建設業における給与と外注費
建設業に対する税務調査において頻繁に指摘される内容が、作業員に対する支払いが給与と外注費のどちらに該当するのかという点である。給与と外注費の税務上の取扱いについて簡単に見ていくと、給与の場合には毎月作業員に対して支払われる給与から所定の税額を源泉徴収する必要があるが、外注費の場合には源泉徴収不要である。また消費税について、給与は消費税を計算する上で控除可能な課税仕入には該当しないが、外注費の場合には原則として課税仕入に該当するため、原則的な方法により消費税計算を行っている場合には納付税額が減少する。つまり、事業者側にとっては外注費として処理することが税務上有利であり、逆に税務署側は給与として認定することで、上記2点に対する追徴税額を課すことが可能となる。
次に両者の線引きであるが、消費税基本通達では幾つかの基準から総合的に判断することとされている。具体的には、①その契約に係る役務の提供の内容が他人の代替を容れるかどうか、②役務の提供に当たり事業者の指揮監督を受けるかどうか、③まだ引渡しを了しない完成品が不可抗力のため滅失した場合等においても、当該個人が権利として既に提供した役務に係る報酬の請求をなすことができるかどうか、④役務の提供に係る材料又は用具等を供与されているかどうか、の4点である。
各事項についてもう少しわかりやすく説明すると、まず①は、他人が業務を代行することが認められていない場合は給与となり、それが認められていれば外注費となる。続いて②は、業務について事業者から指揮・監督を受けている場合は給与となり、逆に指揮・監督を受けていない場合には外注費となる。さらに③は、作業員に対する支払いが勤務時間をベースとして行われているか否かであり、時間に基づいて支払われていれば給与、特に決められていなければ外注費となる。最後の④では、会社が材料や作業用具を準備するのか、或いは作業員自身で準備するのかの違いであり、前者であれば給与、後者であれば外注費になる。

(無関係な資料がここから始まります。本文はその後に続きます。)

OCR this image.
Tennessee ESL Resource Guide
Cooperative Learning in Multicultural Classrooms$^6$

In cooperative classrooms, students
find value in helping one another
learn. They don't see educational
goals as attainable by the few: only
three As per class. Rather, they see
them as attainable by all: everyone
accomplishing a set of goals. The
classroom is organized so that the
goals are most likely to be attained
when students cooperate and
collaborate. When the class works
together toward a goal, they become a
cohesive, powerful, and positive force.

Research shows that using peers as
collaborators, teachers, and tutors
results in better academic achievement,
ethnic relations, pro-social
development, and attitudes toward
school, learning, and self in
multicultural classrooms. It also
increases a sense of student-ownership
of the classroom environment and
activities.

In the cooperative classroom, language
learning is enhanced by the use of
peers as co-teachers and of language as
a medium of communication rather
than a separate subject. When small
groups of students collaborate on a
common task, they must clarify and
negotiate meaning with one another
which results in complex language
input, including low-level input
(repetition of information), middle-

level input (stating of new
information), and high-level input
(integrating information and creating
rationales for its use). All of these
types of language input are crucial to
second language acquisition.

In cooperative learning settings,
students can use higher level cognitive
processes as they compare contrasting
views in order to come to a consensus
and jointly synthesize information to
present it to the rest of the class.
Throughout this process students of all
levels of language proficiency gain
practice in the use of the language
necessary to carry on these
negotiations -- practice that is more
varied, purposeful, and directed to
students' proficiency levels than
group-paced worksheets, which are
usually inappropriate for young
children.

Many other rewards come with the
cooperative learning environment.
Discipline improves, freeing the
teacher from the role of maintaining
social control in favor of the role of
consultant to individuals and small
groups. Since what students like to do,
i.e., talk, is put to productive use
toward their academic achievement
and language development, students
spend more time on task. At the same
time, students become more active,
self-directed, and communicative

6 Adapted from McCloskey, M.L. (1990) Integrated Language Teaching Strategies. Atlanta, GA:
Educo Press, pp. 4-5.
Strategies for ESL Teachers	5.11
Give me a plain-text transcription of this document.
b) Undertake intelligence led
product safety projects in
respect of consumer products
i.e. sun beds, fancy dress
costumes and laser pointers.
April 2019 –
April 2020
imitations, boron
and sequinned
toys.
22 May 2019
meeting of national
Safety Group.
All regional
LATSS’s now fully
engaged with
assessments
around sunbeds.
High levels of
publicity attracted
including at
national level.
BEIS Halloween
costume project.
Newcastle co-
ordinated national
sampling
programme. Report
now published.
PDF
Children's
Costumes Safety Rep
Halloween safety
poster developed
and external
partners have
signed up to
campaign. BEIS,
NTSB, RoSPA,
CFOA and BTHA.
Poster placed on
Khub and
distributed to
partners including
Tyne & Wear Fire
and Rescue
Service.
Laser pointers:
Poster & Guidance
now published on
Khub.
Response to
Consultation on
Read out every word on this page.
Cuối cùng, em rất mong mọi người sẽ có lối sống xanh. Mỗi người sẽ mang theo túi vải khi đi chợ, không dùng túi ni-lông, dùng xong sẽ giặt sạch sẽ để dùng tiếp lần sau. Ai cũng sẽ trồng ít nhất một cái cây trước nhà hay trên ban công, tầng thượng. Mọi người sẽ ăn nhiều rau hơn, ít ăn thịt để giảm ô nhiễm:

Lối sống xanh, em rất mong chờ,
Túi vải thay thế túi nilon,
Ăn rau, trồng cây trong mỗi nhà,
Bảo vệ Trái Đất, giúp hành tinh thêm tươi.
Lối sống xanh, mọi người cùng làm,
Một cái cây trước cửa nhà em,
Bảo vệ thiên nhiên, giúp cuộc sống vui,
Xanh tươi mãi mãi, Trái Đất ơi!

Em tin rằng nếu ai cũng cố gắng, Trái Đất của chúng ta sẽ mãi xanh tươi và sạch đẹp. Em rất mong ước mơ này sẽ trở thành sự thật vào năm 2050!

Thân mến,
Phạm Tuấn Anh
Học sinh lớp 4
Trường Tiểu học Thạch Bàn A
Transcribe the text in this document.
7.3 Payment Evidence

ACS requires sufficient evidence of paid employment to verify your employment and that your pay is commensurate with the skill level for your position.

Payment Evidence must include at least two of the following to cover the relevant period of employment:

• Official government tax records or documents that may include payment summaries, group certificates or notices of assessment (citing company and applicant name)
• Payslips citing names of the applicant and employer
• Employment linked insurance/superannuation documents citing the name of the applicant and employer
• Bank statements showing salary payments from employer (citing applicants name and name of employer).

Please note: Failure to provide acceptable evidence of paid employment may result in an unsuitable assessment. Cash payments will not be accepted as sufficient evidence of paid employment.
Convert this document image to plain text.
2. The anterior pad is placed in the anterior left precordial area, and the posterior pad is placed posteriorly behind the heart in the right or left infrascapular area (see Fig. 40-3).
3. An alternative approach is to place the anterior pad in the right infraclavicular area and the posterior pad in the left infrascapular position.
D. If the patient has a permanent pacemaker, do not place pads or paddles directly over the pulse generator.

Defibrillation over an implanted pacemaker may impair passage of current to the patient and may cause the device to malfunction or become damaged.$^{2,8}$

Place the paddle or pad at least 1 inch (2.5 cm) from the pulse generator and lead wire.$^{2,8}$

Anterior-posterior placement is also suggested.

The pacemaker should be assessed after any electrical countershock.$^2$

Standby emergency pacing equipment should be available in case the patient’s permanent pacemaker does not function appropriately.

これらを総合的に判断することは決して容易ではなく、かつ上記の4要件はあくまで判断の基準である。従って、仮に上記要件で全て給与に該当する場合には、必ず給与として認定されるわけではなく、逆に全て外注費に該当する場合においても、必ず外注費として認められるわけではない点は注意が必要である。但し、税務調査において無用の疑念を持たれないためにも、少なくともこうした諸要件についてはあらかじめ確認しておき、それぞれの契約実態に応じて適切に処理するとともに、その事実を証する書類等をしっかり保存・整備していくことが重要である。